Tra gli imputati una dozzina sono accusati di aver fatto parte della "locale" di Roma o di averla spalleggiata
Mafia calabrese a Roma: parte a piazzale Clodio l’udienza che dovrà decidere se la ndrangheta calabrese abbia messo o meno radici nella Capitale intorno al 2015. Il gip Tamara De Amicis ha fissato l’udienza preliminare per 66 imputati, di cui una dozzina accusati di aver avuto un ruolo chiave. Il procedimento si aprirà il 12 aprile.
I pm della Dda di Roma hanno chiesto il rinvio a giudizio della prima sospetta struttura “locale” di ‘ndrangheta che sarebbe stata attiva per anni nella Capitale reinvestendo proventi illeciti in attività commerciali.
Secondo l’impianto accusatorio del pm Giovanni Musarò, a capo dell’organizzazione ci sarebbero stati Antonio Carzo e Vincenzo Alvaro, entrambi ritenuti appartenenti a storiche famiglie di ‘ndrangheta originarie di Casoleto, in provincia di Reggio Calabria. La “locale” avrebbe cominciato ad operare a Roma dopo avere ottenuto il “via libera” dalla casa madre in Calabria.

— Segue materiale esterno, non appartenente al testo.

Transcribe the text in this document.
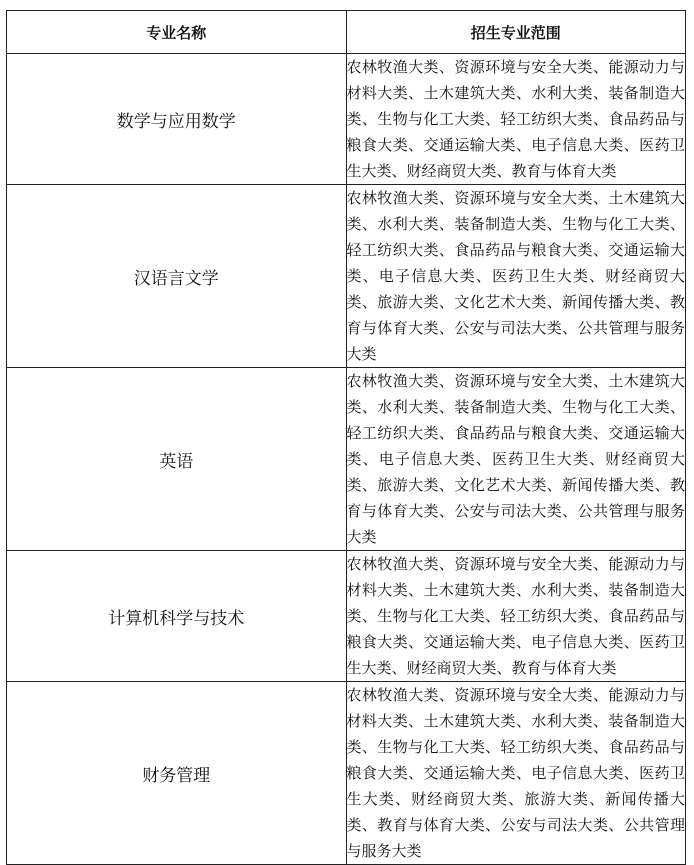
专业名称	招生专业范围
数学与应用数学	农林牧渔大类、资源环境与安全大类、能源动力与材料大类、土木建筑大类、水利大类、装备制造大类、生物与化工大类、轻工纺织大类、食品药品与粮食大类、交通运输大类、电子信息大类、医药卫生大类、财经商贸大类、教育与体育大类
汉语言文学	农林牧渔大类、资源环境与安全大类、土木建筑大类、水利大类、装备制造大类、生物与化工大类、轻工纺织大类、食品药品与粮食大类、交通运输大类、电子信息大类、医药卫生大类、财经商贸大类、旅游大类、文化艺术大类、新闻传播大类、教育与体育大类、公安与司法大类、公共管理与服务大类
英语	农林牧渔大类、资源环境与安全大类、土木建筑大类、水利大类、装备制造大类、生物与化工大类、轻工纺织大类、食品药品与粮食大类、交通运输大类、电子信息大类、医药卫生大类、财经商贸大类、旅游大类、文化艺术大类、新闻传播大类、教育与体育大类、公安与司法大类、公共管理与服务大类
计算机科学与技术	农林牧渔大类、资源环境与安全大类、能源动力与材料大类、土木建筑大类、水利大类、装备制造大类、生物与化工大类、轻工纺织大类、食品药品与粮食大类、交通运输大类、电子信息大类、医药卫生大类、财经商贸大类、教育与体育大类
财务管理	农林牧渔大类、资源环境与安全大类、能源动力与材料大类、土木建筑大类、水利大类、装备制造大类、生物与化工大类、轻工纺织大类、食品药品与粮食大类、交通运输大类、电子信息大类、医药卫生大类、财经商贸大类、旅游大类、新闻传播大类、教育与体育大类、公安与司法大类、公共管理与服务大类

Tra i reati contestati anche cessione e detenzione ai fini di spaccio di sostanze stupefacenti, estorsione aggravata e detenzione illegale di arma da fuoco.
Le indagini hanno evidenziato come fino al settembre del 2015 non esistesse una “locale” nella Capitale, anche se sul territorio cittadino operavano numerosi soggetti appartenenti a famiglie e dediti ad attività illecite.
Nell’estate del 2015, Carzo avrebbe ricevuto, secondo quanto ricostruito dagli inquirenti, dall’organo collegiale posto al vertice dell’organizzazione unitaria (la Provincia e Crimine), l’autorizzazione per costituire una struttura locale che operava nel cuore di Roma secondo le tradizioni di `ndrangheta: riti, linguaggi, tipologia di reati tipici della terra d’origine. Il gruppo agiva su tutto il territorio di Roma con una gestione degli investimenti nel settore della ristorazione (locali, bar, ristoranti e supermercati) e nell’attività di riciclaggio di ingenti somme di denaro.
In base alle ricostruzioni degli inquirenti dopo l’estate del 2018 Carzo si sarebbe trasferito dalla Cecchignola a Cosoleto perché temeva che sarebbe stato destinatario di provvedimenti custodiali emessi dall’autorità giudiziaria di Roma e lì avrebbe continuato a “coordinare la “costola” del sodalizio da lui capeggiata, servendosi a tal fine del figlio Domenico, con il quale era costantemente in contatto”.
Tra gli imputati con un ruolo cruciale anche Francesco Calò, che difeso dall’avvocato Pietro Nicotera, viene accusato di aver detenuto un numero imprecisato di armi comuni da sparo (pistole), che metteva a disposizione della “costola” del locale di Roma capeggiata da Antonio Carzo. Con l’aggravante – come ricostruito dalla procura – di aver commesso il fatto al fine di agevolare l’attività dell’associazione mafiosa unitaria denominata “ndrangheta”.
Tra le vittime anche un imprenditore di Pomezia, che è anche nella lista degli imputati, avrebbe aiutato l’associazione a reinvestire denaro trovandosi a sua volta minacciato e taglieggiato.